Рядом с барельефом прохаживался живой начальник строительства и посматривал на свою мраморную копию, впрочем, без особого волнения, а с чувством достоинства и выполненного долга. Невдалеке сверкал на солнце начищенной медью духовой оркестр. Ждали первого камаза, который должен был сбросить первые бетонные блоки, чтобы укротить отведенную в запасное русло, строптивую Волгу.
В облаке желтой пыли показался камаз, заиграл и стал глушить, давить звуком пространство духовой оркестр; cтроители, стоявшие поодаль, яростно зааплодировали, – камаз с разгону разорвал красную ленточку, развернулся и медленно поднял кузов, – с грохотом, пререкрывшим траурный голос оркестра, более всего походившим на громыхание пустой канистры, бетонные блоки стали падать в темную, тут же побелевшую, вспенившуюся, гневную воду. Через несколько часов все было кончено, вода, встретив преграду, встала, начала прибывать, а камазы все шли и шли, поднимали плотину, все было завешено желтой и белой пылью; посмотрев издалека, можно было подумать, что здесь кипит сражение, – здесь действительно сражались, здесь укрощали, побеждали Волгу-матушку, здесь приносили ей дань, сбрасывали в нее, но не персидскую княжну, как бывало прежде, а бетон, гравий, каменные глыбы.

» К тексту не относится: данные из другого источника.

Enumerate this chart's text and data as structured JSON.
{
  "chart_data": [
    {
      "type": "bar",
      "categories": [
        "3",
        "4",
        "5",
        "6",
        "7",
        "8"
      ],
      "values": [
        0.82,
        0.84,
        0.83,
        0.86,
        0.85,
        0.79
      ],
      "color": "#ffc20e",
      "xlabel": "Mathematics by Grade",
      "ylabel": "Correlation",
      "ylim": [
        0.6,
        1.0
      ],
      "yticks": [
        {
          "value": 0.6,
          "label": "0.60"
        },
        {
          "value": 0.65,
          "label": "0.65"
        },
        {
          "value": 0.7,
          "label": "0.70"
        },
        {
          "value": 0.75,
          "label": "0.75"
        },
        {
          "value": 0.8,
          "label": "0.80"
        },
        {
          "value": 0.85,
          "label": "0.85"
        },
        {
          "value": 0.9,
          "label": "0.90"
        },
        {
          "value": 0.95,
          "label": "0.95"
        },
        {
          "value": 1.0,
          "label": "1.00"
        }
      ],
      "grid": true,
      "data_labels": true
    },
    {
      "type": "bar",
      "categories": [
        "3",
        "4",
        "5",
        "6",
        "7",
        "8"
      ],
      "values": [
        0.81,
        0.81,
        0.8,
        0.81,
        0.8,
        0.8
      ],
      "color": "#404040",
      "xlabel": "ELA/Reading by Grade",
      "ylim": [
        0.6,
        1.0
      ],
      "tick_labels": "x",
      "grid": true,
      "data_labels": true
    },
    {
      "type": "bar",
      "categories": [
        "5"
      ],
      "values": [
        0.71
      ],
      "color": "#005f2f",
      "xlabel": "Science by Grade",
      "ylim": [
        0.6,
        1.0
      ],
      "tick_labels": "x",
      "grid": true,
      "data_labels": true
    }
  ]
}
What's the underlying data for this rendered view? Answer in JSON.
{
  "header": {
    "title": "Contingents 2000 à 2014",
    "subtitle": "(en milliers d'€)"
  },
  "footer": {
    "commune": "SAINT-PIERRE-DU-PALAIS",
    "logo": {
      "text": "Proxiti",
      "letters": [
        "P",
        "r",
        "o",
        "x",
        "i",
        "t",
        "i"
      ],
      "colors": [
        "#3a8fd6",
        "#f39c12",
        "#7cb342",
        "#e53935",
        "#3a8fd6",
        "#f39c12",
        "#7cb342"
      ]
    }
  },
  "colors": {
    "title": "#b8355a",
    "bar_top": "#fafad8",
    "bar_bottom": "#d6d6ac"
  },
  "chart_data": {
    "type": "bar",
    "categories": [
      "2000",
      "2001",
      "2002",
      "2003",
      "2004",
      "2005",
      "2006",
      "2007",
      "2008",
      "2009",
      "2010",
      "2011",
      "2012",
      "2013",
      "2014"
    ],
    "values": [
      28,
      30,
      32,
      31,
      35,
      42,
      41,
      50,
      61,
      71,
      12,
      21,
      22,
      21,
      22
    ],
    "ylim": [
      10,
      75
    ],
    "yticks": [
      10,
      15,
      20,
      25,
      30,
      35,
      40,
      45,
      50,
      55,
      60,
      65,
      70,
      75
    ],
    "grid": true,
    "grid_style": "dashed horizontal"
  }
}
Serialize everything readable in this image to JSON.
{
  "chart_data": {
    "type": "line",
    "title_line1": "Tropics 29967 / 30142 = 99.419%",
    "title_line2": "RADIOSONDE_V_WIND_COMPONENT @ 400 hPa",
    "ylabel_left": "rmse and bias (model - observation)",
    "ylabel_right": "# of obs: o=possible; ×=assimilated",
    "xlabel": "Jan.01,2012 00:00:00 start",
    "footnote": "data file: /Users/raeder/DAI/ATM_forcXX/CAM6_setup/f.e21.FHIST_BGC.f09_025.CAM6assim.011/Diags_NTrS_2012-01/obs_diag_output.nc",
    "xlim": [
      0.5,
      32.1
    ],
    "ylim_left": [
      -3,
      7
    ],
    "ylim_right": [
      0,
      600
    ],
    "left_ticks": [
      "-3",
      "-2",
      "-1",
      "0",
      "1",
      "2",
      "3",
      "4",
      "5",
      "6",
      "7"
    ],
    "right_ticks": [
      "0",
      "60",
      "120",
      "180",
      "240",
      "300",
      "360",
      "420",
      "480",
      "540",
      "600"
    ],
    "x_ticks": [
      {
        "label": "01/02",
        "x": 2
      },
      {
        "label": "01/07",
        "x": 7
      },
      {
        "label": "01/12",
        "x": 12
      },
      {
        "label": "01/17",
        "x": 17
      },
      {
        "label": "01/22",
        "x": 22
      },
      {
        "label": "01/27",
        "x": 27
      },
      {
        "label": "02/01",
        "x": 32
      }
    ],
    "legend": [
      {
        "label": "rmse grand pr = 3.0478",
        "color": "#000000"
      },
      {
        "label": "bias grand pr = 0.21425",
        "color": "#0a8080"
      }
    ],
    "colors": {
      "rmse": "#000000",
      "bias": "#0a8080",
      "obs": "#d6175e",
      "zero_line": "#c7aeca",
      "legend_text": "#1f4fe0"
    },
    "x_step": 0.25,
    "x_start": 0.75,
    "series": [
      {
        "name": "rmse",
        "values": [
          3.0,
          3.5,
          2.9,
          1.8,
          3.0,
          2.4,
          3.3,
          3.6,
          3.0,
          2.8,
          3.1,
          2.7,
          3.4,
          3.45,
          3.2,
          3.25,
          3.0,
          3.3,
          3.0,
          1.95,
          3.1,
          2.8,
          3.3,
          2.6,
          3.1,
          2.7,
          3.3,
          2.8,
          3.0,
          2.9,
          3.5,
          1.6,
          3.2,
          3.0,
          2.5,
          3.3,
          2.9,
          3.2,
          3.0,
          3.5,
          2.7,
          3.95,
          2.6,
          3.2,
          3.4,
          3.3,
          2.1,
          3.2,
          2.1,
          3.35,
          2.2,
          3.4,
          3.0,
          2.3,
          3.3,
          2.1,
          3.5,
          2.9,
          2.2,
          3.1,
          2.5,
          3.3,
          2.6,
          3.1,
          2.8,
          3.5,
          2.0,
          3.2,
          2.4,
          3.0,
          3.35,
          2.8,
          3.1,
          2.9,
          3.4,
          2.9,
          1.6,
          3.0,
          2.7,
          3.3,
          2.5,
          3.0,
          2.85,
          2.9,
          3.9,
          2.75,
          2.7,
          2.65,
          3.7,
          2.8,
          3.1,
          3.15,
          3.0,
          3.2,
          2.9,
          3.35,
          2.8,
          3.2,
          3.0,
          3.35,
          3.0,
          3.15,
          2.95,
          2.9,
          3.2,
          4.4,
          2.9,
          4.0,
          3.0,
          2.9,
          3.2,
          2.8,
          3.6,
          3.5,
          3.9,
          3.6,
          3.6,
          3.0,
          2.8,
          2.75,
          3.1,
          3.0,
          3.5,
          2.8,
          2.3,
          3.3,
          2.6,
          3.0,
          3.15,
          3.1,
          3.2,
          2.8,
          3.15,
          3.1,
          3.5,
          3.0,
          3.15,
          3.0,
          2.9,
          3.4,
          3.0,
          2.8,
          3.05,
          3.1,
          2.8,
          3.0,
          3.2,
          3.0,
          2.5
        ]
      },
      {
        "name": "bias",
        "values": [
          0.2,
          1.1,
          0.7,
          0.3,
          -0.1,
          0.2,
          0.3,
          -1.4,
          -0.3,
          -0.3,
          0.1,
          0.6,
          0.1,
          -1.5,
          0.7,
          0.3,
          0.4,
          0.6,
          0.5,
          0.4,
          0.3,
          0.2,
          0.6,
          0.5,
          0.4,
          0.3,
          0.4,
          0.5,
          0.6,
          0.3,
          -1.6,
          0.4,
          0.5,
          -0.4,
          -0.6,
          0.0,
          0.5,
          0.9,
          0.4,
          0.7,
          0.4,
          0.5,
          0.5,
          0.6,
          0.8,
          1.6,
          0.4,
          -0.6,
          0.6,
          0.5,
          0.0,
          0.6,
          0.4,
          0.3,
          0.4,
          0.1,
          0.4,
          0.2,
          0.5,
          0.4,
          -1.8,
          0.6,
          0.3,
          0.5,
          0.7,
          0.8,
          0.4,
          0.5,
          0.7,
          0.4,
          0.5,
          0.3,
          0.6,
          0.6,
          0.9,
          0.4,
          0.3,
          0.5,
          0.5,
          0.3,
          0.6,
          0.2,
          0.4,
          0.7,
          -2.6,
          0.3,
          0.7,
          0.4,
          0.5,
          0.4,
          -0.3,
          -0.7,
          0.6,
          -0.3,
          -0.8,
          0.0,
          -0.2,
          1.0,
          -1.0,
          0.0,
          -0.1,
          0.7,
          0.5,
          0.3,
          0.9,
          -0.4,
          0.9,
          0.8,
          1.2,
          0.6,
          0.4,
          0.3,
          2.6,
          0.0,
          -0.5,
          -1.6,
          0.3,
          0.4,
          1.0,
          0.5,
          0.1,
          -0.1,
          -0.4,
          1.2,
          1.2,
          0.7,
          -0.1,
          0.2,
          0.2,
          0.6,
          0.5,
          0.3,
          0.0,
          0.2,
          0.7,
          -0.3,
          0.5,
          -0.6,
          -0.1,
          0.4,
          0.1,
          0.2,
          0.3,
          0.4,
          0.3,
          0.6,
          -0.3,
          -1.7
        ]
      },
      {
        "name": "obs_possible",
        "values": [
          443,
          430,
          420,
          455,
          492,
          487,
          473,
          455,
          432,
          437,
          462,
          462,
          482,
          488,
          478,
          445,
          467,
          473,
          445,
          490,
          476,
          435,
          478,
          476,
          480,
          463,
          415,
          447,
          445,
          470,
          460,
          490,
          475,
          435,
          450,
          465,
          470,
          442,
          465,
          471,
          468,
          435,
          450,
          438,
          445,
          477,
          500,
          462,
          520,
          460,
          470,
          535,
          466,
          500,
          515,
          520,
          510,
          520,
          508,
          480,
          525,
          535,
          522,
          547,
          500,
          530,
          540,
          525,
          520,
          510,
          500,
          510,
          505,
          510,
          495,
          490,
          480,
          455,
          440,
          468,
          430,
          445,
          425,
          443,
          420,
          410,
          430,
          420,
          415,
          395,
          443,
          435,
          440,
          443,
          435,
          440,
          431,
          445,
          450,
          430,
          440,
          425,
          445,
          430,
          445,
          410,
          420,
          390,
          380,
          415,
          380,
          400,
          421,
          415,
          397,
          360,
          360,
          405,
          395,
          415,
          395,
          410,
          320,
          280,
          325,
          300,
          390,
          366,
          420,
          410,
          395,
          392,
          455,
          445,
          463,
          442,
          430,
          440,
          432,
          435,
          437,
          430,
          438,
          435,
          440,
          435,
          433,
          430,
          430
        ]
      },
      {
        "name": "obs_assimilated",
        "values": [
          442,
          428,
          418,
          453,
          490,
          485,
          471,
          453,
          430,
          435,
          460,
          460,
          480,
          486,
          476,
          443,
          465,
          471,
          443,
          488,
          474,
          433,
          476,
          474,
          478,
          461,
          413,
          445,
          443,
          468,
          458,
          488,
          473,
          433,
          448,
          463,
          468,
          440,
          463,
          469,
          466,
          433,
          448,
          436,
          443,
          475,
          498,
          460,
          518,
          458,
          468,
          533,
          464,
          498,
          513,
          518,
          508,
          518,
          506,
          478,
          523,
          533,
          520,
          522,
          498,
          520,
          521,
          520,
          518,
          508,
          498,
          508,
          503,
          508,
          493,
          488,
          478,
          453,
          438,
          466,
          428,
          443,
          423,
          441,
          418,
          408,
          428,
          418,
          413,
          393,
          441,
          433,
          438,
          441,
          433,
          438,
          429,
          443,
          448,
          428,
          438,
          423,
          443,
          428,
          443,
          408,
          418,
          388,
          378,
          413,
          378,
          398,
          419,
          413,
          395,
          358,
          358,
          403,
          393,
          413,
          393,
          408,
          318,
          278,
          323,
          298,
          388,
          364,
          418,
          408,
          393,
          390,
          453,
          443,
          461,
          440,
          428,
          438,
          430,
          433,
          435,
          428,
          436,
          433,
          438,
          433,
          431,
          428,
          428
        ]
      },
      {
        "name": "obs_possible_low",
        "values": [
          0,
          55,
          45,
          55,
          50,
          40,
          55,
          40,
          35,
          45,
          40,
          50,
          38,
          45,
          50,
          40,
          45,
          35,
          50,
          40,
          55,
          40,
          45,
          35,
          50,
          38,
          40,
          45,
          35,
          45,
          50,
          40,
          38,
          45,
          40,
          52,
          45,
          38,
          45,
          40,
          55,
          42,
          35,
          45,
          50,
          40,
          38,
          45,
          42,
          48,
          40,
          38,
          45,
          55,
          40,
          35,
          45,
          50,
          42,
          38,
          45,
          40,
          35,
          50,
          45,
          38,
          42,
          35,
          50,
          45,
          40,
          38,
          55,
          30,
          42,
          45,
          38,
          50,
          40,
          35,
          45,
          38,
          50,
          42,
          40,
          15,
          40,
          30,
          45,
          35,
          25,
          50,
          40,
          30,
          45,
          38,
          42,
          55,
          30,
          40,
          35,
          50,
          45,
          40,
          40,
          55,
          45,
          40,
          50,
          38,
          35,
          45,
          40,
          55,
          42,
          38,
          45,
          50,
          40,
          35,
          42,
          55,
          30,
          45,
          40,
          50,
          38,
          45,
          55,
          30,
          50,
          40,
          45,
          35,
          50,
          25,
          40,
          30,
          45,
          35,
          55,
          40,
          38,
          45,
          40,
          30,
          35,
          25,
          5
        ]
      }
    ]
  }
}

Илья бегал по плотине в облаках белой пыли, чихал, кричал, а что – было не разобрать, – может быть, он хотел все это остановить? Вряд ли, – когда он вернулся домой и переменил пыльный пиджак на полосатую пижаму, и уже собирался отходить ко сну, он вдруг сказал, хлопнув себя по колену:
– А лихо мы ее одолели! – Он явно чувствовал себя героем дня, причастным к обузданию древней первобытной стихии…
Волжская вода, поднявшаяся темной, грозной грудью, вздувшаяся, негодующая вначале, а потом привыкшая к своей больной участи, забывшая себя, как не помнит себя опухший, бредящий больной, разлилась и затопила все низкие пойменные берега Волги.
Она хлынула в притоки, сметая ветхие пристани, поднялась выше вершин самых высоких деревьев, загоняя на образовавшиеся острова зверей и птиц, оставляя лес гнить в темных, мутных своих водах, стала подмывать, отхватывать пласты земли с высокого обрывистого берега, где были деревенские кладбища. Она беспокоила, будила покойников, рушила старые погосты; падали в воду, раскрываясь, гробы… И долго потом выносила Волга на берег останки, кресты и гробовые доски.